『週刊ダイヤモンド』3月12日号の第1特集は「物流危機 『上級企業』と『下流宅配』」です。上流にいるアマゾンが大手宅配頼みを脱却する一方で、下流の中小運送業者は下請けからの脱却に乗り出しました。物流危機が市場に構造変化をもたらしているのです。その全容と裏側に迫ります。

下請けの中小運送業者が
荷主から直接受注

 ヤマト運輸、佐川急便、日本郵便の大手3社が9割以上のシェアを握ってきた宅配市場に、大きな構造変化が起こっている。

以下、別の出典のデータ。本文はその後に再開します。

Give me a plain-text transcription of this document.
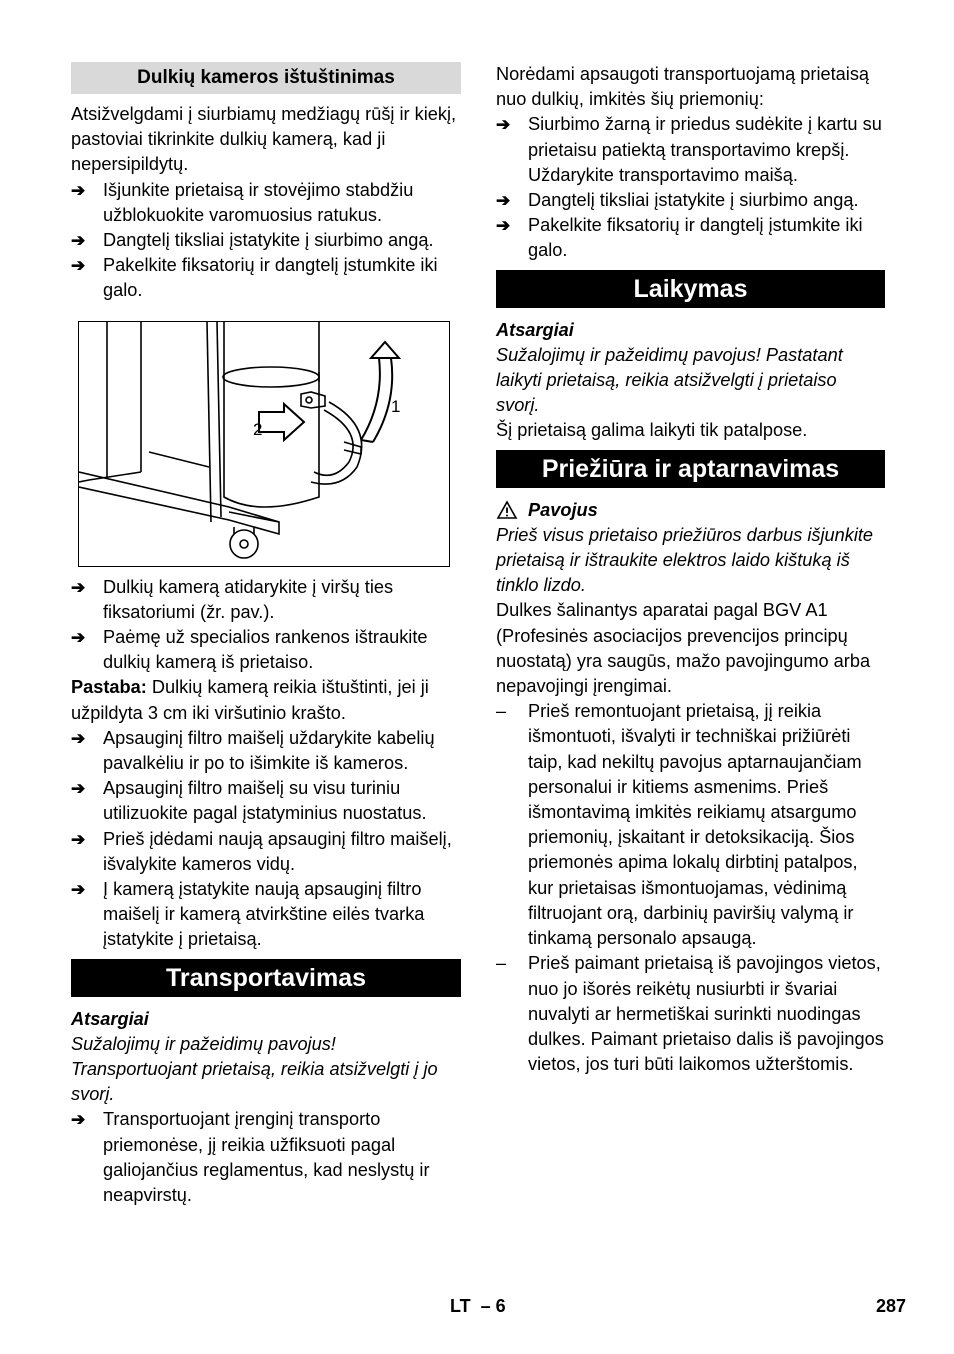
Dulkių kameros ištuštinimas

Atsižvelgdami į siurbiamų medžiagų rūšį ir kiekį, pastoviai tikrinkite dulkių kamerą, kad ji nepersipildytų.

➔ Išjunkite prietaisą ir stovėjimo stabdžiu užblokuokite varomuosius ratukus.
➔ Dangtelį tiksliai įstatykite į siurbimo angą.
➔ Pakelkite fiksatorių ir dangtelį įstumkite iki galo.
2
1
➔ Dulkių kamerą atidarykite į viršų ties fiksatoriumi (žr. pav.).
➔ Paėmę už specialios rankenos ištraukite dulkių kamerą iš prietaiso.

Pastaba: Dulkių kamerą reikia ištuštinti, jei ji užpildyta 3 cm iki viršutinio krašto.

➔ Apsauginį filtro maišelį uždarykite kabelių pavalkėliu ir po to išimkite iš kameros.
➔ Apsauginį filtro maišelį su visu turiniu utilizuokite pagal įstatyminius nuostatus.
➔ Prieš įdėdami naują apsauginį filtro maišelį, išvalykite kameros vidų.
➔ Į kamerą įstatykite naują apsauginį filtro maišelį ir kamerą atvirkštine eilės tvarka įstatykite į prietaisą.
Transportavimas
Atsargiai

Sužalojimų ir pažeidimų pavojus! Transportuojant prietaisą, reikia atsižvelgti į jo svorį.

➔ Transportuojant įrenginį transporto priemonėse, jį reikia užfiksuoti pagal galiojančius reglamentus, kad neslystų ir neapvirstų.

Norėdami apsaugoti transportuojamą prietaisą nuo dulkių, imkitės šių priemonių:

➔ Siurbimo žarną ir priedus sudėkite į kartu su prietaisu patiektą transportavimo krepšį. Uždarykite transportavimo maišą.
➔ Dangtelį tiksliai įstatykite į siurbimo angą.
➔ Pakelkite fiksatorių ir dangtelį įstumkite iki galo.
Laikymas
Atsargiai

Sužalojimų ir pažeidimų pavojus! Pastatant laikyti prietaisą, reikia atsižvelgti į prietaiso svorį.

Šį prietaisą galima laikyti tik patalpose.

Priežiūra ir aptarnavimas
Pavojus

Prieš visus prietaiso priežiūros darbus išjunkite prietaisą ir ištraukite elektros laido kištuką iš tinklo lizdo.

Dulkes šalinantys aparatai pagal BGV A1 (Profesinės asociacijos prevencijos principų nuostatą) yra saugūs, mažo pavojingumo arba nepavojingi įrengimai.

–	Prieš remontuojant prietaisą, jį reikia išmontuoti, išvalyti ir techniškai prižiūrėti taip, kad nekiltų pavojus aptarnaujančiam personalui ir kitiems asmenims. Prieš išmontavimą imkitės reikiamų atsargumo priemonių, įskaitant ir detoksikaciją. Šios priemonės apima lokalų dirbtinį patalpos, kur prietaisas išmontuojamas, vėdinimą filtruojant orą, darbinių paviršių valymą ir tinkamą personalo apsaugą.
–	Prieš paimant prietaisą iš pavojingos vietos, nuo jo išorės reikėtų nusiurbti ir švariai nuvalyti ar hermetiškai surinkti nuodingas dulkes. Paimant prietaiso dalis iš pavojingos vietos, jos turi būti laikomos užterštomis.
LT – 6	287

宅配ドライバーヤマト運輸、佐川急便、日本郵便の大手3社が9割以上のシェアを握ってきた宅配市場に、大きな構造変化が起こっている(写真はイメージです) Photo:PIXTA

 荷物量が増えたことで、新たな配送プレーヤーが参入したり、立ち位置を変えるところが出てきたりした。3強の牙城が崩れてきているのだ。

 大きな変化の一つは、アマゾンのように、宅配大手の大口顧客という上流の位置にいるところが自ら物流網を構築していること。そしてもう一つが、宅配大手などより下流に位置してきた下請け中小運送業者による、上流からの直接受注だ。

 荷主は高い運賃を払っているのに、元請けから下請けへ、下請けからさらに下請けへと仕事が下りていくことで、実際に運ぶ業者はろくに利益を得られない。そんな状況から下請けが脱却を図ったのである。